As shown in Figure 2-6, all columns in a database Table are arranged in a row at a time and stored in row bits. With B+ tree or SS-Table as the index, the corresponding row data can be quickly found through the primary key.
In practical applications, most operations are Entity units, that is, most CRUD operations are for a whole row of records. If you need to save a row of data, you only need to add a row of data after the original data, so data writing is very fast.
But for a query, a typical query operation would traverse the entire table, grouping, sorting, aggregating, and so on. For row storage, the advantages of such operations are lost. Worse, analytical SQL may not need to use all columns, but only some columns. However, columns in the row that are irrelevant to this operation must also participate in the data scan.
For example, as shown in Figure 2-7, now I want to count the total number of likes for all articles. As a row storage system, what does the database do?
- First you need to load all the rows into memory
- Sum is then performed on the LIKE_num column
The advantage of row storage for OLAP scenarios is lost, so column storage is introduced.
OLTP (On-Line transaction processing) is translated into online transaction processing, OLAP (On-Line Analytical processing) is translated into online Analytical processing, literally OLTP is to do transaction processing, OLAP is to do analysis processing. From the perspective of database operation, OLTP is mainly to add, delete and change data, while OLAP is to query data
As shown in Figure 2-8, column storage groups each column of data together to facilitate column operations, such as the sum of the like_num statistics mentioned above. After column storage, only one disk operation is required to complete the summary of three data, so it is very suitable for OLAP scenarios.
- When a query involves only partial columns, only the related columns need to be scanned
- Each column has the same type of data and is more correlated with each other. Therefore, column data compression is efficient.
But it’s not very friendly for OLTP, because writing a single line of data requires modifying multiple columns.
Columnar storage is widely used in big data analysis, such as recommendation portrait (risk control of Ant Financial), empty data (collection data of Didi Taxi), message/order (telecom, banking), and many storage at the bottom of order query. Feeds streams (friends’ circle apps) and so on.
Document database
In a traditional database, all information is divided into discrete data fields and stored in a relational database, or even in different table structures for some complex scenarios.
For example, in a technical forum, suppose the relationship between users, articles, and article comment tables is shown in Figure 2-10.
If a user clicks on an article and wants to show the author of the article, the details of the article, and the comments on the article, what does the server do?
- Find article details
- Find user information based on the UID in the article
- Query the list of all comments on this article
- Query the name of the creator of each comment
This process is either multiple database queries or a complex relational query to retrieve, which is not very convenient either way. The document database can solve this problem.
The document database is a document unit, and there are many forms of specific documents, such as XML, YAML, JSON, BSON, etc. Documents store specific fields and values, and applications can use these fields to query and filter data.
Generally, a document contains all the data in the entity, such as the structure shown in Figure 2-10. We can directly build the basic information of an article into a complete document and store it in the document database. The application only needs to make a single request to obtain all the data. b
Article :{Creator:{uid: ", username: "}, Topic: {title: ", content: "}, Reply: [ { replyId:, content:'' }, { replyId:, content:'' } ] }Copy the code
MongoDB is the most popular Nosql database at present. It is a document database oriented to collection and independent of Schema Free. Its data is grouped in “collections,” each of which has a separate name and can contain a wireless number of documents. Collections are similar to tables in a relational database except that there is no explicit schema.

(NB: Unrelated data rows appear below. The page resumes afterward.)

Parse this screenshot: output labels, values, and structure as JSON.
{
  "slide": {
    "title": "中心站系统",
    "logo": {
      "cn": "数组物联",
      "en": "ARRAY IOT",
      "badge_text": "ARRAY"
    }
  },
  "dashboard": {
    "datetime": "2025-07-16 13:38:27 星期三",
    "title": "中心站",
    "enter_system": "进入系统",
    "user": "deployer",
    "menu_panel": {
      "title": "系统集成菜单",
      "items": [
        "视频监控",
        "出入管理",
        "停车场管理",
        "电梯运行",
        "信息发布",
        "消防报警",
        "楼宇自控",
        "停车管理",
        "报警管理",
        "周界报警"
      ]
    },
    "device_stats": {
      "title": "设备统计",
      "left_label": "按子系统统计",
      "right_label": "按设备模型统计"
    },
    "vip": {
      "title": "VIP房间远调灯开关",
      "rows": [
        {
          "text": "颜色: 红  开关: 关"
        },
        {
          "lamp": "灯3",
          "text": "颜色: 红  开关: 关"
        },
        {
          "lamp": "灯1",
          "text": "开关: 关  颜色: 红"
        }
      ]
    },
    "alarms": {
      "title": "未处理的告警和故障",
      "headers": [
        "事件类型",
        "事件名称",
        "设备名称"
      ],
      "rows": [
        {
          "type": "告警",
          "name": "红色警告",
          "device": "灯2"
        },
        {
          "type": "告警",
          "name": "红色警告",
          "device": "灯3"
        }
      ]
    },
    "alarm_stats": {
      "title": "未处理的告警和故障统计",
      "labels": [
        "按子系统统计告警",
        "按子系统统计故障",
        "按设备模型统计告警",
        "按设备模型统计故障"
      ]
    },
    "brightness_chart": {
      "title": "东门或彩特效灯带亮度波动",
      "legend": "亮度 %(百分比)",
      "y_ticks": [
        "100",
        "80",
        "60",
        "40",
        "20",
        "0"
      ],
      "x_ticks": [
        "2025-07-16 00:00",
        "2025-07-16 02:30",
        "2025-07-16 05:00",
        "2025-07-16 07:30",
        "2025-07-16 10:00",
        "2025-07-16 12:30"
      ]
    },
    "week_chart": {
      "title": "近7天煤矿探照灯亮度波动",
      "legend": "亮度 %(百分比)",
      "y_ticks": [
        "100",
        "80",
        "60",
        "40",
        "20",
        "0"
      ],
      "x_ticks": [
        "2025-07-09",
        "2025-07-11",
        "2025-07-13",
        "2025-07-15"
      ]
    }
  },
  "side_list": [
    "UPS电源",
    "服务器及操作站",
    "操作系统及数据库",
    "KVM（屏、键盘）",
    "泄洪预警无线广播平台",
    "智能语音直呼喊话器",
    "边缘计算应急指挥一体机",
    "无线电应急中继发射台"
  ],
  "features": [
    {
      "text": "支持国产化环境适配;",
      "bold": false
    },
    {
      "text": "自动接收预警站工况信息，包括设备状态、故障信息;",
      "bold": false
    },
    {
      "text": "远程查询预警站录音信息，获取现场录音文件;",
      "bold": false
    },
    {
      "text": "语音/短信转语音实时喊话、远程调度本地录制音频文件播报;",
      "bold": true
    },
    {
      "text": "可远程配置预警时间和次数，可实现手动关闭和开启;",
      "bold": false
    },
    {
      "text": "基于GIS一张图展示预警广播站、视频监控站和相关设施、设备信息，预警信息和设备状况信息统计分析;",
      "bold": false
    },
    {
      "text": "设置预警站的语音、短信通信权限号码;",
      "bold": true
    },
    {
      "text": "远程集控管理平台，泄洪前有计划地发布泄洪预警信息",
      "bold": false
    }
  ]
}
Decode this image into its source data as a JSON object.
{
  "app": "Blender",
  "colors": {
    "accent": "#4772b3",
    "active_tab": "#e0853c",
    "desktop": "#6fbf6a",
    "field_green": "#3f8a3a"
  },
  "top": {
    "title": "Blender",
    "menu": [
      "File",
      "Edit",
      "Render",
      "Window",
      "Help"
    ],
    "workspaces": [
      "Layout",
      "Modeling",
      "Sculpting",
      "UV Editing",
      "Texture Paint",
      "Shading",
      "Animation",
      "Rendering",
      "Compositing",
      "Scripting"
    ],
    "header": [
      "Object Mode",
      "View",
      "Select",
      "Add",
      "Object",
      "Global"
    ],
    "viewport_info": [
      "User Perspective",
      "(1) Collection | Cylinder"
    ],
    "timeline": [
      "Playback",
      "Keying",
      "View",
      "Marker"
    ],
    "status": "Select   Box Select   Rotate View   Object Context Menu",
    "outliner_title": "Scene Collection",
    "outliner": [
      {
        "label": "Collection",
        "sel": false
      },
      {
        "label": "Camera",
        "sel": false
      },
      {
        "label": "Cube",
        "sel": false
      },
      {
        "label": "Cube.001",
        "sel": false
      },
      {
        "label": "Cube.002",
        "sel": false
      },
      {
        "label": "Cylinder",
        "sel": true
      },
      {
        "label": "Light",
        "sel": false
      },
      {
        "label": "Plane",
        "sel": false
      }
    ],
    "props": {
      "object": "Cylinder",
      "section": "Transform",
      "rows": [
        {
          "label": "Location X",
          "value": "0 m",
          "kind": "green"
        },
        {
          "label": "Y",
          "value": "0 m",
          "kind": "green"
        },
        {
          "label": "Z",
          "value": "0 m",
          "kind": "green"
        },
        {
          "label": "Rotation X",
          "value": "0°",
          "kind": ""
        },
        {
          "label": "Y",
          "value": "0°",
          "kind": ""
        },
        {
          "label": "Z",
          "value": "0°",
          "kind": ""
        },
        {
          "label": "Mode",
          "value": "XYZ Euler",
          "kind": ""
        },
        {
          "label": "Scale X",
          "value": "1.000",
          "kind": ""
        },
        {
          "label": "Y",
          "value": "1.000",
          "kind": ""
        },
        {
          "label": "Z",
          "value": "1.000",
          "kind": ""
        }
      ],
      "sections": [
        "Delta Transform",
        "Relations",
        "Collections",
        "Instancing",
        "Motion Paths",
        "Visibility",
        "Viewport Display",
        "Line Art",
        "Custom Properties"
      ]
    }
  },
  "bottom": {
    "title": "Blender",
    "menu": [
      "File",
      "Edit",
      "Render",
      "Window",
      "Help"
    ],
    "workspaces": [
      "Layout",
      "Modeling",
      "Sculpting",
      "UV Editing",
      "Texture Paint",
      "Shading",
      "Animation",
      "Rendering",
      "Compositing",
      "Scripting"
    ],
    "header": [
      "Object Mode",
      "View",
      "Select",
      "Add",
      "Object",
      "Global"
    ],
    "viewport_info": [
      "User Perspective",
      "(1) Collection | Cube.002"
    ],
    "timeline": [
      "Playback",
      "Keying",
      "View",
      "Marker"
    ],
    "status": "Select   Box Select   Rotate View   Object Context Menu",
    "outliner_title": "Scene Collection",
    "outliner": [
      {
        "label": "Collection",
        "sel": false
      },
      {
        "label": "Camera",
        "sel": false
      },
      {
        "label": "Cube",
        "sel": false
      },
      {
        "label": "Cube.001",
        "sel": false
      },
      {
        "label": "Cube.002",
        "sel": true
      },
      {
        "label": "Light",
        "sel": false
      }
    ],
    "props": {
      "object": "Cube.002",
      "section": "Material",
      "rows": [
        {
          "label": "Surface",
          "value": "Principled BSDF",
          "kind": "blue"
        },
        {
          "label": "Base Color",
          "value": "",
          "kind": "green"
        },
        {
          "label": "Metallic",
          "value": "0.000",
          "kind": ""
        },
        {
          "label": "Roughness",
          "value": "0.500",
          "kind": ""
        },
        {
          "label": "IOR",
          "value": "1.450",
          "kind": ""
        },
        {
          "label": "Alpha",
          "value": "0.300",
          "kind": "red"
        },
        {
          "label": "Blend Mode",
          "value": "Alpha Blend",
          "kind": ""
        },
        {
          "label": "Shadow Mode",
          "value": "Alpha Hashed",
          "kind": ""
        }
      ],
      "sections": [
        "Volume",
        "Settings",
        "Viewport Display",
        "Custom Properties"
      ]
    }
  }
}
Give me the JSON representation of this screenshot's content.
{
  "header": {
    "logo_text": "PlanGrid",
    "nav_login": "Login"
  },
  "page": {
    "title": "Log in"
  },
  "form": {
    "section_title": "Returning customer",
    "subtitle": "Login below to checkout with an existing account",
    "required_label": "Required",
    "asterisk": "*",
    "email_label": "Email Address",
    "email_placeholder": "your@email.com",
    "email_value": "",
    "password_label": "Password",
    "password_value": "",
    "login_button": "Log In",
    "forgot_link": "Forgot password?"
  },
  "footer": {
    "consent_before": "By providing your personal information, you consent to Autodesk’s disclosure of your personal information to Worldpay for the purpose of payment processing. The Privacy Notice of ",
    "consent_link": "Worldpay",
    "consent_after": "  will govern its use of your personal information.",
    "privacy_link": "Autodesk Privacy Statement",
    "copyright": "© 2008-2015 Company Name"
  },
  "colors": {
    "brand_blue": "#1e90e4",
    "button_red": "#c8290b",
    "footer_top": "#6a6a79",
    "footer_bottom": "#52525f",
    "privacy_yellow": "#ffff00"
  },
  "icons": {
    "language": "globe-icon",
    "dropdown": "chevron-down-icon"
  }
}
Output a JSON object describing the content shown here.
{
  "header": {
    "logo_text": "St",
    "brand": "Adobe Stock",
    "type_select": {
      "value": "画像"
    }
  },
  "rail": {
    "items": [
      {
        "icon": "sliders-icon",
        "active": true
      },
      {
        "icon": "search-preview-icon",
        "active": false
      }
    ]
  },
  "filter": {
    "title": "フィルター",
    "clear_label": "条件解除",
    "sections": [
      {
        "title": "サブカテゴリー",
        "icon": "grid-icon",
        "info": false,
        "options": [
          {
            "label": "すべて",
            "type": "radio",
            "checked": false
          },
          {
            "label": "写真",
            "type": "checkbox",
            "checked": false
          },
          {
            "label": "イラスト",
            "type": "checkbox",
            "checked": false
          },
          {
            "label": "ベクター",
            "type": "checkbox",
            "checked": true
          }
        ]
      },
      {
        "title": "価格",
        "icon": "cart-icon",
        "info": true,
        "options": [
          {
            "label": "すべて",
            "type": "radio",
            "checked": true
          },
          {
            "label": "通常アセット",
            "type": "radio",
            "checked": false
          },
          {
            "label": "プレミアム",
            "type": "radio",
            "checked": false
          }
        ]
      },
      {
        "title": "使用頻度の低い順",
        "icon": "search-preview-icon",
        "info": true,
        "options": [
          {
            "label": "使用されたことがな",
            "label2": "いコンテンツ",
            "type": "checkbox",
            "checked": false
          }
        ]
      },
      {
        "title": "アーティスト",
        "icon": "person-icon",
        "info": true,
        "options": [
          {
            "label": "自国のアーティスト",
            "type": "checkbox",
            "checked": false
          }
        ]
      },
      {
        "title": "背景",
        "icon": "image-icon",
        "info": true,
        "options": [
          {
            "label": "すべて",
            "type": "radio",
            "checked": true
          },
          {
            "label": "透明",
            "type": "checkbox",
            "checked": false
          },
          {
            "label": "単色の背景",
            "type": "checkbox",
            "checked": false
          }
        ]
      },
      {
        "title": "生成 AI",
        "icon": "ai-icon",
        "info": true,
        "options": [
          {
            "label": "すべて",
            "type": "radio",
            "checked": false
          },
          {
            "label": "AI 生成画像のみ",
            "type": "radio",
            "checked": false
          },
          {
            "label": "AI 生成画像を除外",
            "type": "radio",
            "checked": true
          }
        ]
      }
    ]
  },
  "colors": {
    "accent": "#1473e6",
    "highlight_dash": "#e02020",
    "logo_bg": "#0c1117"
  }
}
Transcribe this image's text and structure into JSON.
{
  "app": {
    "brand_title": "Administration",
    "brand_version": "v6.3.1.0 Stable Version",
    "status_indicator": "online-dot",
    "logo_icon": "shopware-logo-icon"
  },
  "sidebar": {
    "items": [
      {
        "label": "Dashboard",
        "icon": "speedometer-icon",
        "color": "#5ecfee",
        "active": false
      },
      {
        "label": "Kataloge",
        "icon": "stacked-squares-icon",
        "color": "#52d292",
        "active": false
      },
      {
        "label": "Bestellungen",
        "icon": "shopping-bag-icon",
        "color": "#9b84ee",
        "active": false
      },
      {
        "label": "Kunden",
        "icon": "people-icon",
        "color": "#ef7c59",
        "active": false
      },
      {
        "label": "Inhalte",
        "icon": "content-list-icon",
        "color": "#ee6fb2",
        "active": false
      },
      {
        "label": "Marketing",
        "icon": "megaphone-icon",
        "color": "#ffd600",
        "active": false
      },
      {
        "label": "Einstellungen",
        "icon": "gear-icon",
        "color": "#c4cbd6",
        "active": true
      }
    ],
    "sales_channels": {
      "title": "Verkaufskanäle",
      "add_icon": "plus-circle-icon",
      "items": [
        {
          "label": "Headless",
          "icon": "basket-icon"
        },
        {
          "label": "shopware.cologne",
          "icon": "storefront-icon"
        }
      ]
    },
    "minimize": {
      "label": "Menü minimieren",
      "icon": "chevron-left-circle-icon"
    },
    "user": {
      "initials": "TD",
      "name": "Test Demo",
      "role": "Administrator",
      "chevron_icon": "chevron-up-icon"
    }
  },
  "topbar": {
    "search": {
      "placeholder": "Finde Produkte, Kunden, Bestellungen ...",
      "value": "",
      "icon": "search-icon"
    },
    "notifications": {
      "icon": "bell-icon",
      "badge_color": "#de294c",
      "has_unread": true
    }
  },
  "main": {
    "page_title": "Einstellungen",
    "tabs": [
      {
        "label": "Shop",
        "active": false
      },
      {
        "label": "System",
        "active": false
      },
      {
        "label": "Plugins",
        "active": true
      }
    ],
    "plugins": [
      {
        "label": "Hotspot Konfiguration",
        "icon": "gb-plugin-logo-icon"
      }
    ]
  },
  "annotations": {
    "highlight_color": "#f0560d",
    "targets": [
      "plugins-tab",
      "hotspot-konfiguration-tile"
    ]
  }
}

In a database, schema (pronounced “skee-muh” or “skee-mah” in Chinese) is the organization and structure of a database. Schemas and schemata can be used in the plural forms. Schemas contain schema objects, These can be tables, columns, data types, views, stored procedures, relationships, primary keys, and **foreign keys The key). A database schema can be represented by a visual graph that shows the database objects and their relationships to each other
As shown in Figure 2-11, storing data in flexible jSON-like documents means that fields can vary from document to document, and data structures can change over time.
MongoDB does not provide data consistency check or transactions. Therefore, MongoDB is not suitable for storing non-critical data in scenarios requiring high data transaction requirements. Common application scenarios are as follows:
- Use Mongodb to record application logs
- Storage monitoring data, such as buried points of applications, can be directly reported and stored in mongoDB
- MongoDB can be used to realize O2O express applications. For example, the information of express riders and express merchants is stored in MongoDB, and then queried through the geographical location of MongoDB, which is convenient to query nearby merchants and riders.
Graphic database
Graphical database, which represents a database stored as a data structure “graph”. A graphical data store manages two types of information: node information and edge information. Nodes represent entities, and edges represent relationships between those entities. Both nodes and edges can contain attributes that provide information about the node or edge (similar to columns in a table).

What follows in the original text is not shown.